Entscheidungsstichwort (Thema)

Begründetsein einer Umsatzsteuerforderung gegen einen Istversteuerer i.S. von § 38 InsO

 

Leitsatz (redaktionell)

1. Eine Umsatzsteuerschuld ist unabhängig davon, ob der Erbringer der Leistung Ist- oder Sollversteuerer ist, begründet i.S. des § 38 InsO, sodass eine Insolvenzforderung und keine Masseforderung vorliegt, wenn die umsatzsteuerpflichtige Leistung vor Eröffnung des Insolvenzverfahrens erbracht wurde.

2. Soweit dies dazu führt, dass die Masse die vom Leistungsempfänger entrichtete Umsatzsteuer in vollem Umfange vereinnahmt, während das FA sich mit der Quote begnügen muss, ist das in der Systematik des Umsatzsteuerrechts angelegt und hinzunehmen.

 

Normenkette

UStG § 13 Abs. 1 Nr. 1. Buchst. b, Nr. 1. Buchst. a, § 1 Abs. 1 S. 1 Nr. 1, §§ 20, 16; InsO §§ 38, 53; AO § 38

 

Nachgehend

BFH (Urteil vom 29.01.2009; Aktenzeichen V R 64/07)

 

Tenor

Unter Änderung des Bescheides vom 09. März 2006 in Gestalt des Einspruchsbescheides vom 22. Mai 2006 wird die Umsatzsteuer 2004 auf EUR ./. 538,85 festgesetzt. Unter Änderung des Bescheides vom 23. Januar 2007 wird die Umsatzsteuer 2005 auf EUR ./. 3.984,91 festgesetzt.

Die Kosten des Verfahrens trägt der Beklagte.
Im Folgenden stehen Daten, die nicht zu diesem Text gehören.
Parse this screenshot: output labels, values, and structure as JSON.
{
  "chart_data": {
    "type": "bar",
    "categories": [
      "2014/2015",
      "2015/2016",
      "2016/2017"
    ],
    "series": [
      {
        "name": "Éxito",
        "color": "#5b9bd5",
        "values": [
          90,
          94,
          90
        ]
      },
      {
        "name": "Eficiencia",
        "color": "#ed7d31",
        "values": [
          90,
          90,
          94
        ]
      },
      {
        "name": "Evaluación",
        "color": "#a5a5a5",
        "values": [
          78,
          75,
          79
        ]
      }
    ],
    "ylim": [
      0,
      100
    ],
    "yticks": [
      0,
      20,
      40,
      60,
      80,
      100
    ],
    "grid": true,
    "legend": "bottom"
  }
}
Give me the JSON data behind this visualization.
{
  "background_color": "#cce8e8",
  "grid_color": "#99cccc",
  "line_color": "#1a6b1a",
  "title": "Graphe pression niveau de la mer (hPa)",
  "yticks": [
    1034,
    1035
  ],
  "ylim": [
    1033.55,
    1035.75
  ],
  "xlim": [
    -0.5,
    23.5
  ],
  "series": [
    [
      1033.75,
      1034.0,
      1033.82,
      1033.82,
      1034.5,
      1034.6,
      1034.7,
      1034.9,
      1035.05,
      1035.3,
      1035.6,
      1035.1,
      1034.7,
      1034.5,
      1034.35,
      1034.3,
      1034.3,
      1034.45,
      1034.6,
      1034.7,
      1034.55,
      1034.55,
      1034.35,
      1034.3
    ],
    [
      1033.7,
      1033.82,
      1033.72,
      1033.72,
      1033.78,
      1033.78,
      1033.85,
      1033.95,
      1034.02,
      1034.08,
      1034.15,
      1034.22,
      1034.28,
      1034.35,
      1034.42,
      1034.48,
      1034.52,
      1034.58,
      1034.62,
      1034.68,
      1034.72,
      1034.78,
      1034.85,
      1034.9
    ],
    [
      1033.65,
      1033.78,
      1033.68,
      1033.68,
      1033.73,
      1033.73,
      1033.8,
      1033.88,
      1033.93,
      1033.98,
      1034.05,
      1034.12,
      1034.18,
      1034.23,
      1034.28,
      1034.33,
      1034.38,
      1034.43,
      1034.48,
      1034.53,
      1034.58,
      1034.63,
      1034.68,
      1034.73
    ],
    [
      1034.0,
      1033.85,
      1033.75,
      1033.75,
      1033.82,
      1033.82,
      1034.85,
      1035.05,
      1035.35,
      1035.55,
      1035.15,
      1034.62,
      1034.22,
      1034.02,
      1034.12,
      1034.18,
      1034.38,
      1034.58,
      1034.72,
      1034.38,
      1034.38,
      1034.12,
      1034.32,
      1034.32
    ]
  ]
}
Das Urteil ist hinsichtlich der Kosten vorläufig vollstreckbar. Der Beklagte kann die Vollstreckung durch Sicherheitsleistung in Höhe des jeweils zu vollstreckenden Betrages abwenden, wenn nicht der Kläger vor der Vollstreckung Sicherheit in gleicher Höhe leistet.

Die Revision wird zugelassen.

 

Tatbestand

A betrieb ein Gewerbe im Baubereich.

Am 16. August 2004 eröffnete das AG B das Insolvenzverfahren über sein Vermögen und bestellte den Kläger zum Insolvenzverwalter. Dieser führte den Betrieb des Schuldners zunächst fort, stellte ihn jedoch zum 30. November 2004 ein.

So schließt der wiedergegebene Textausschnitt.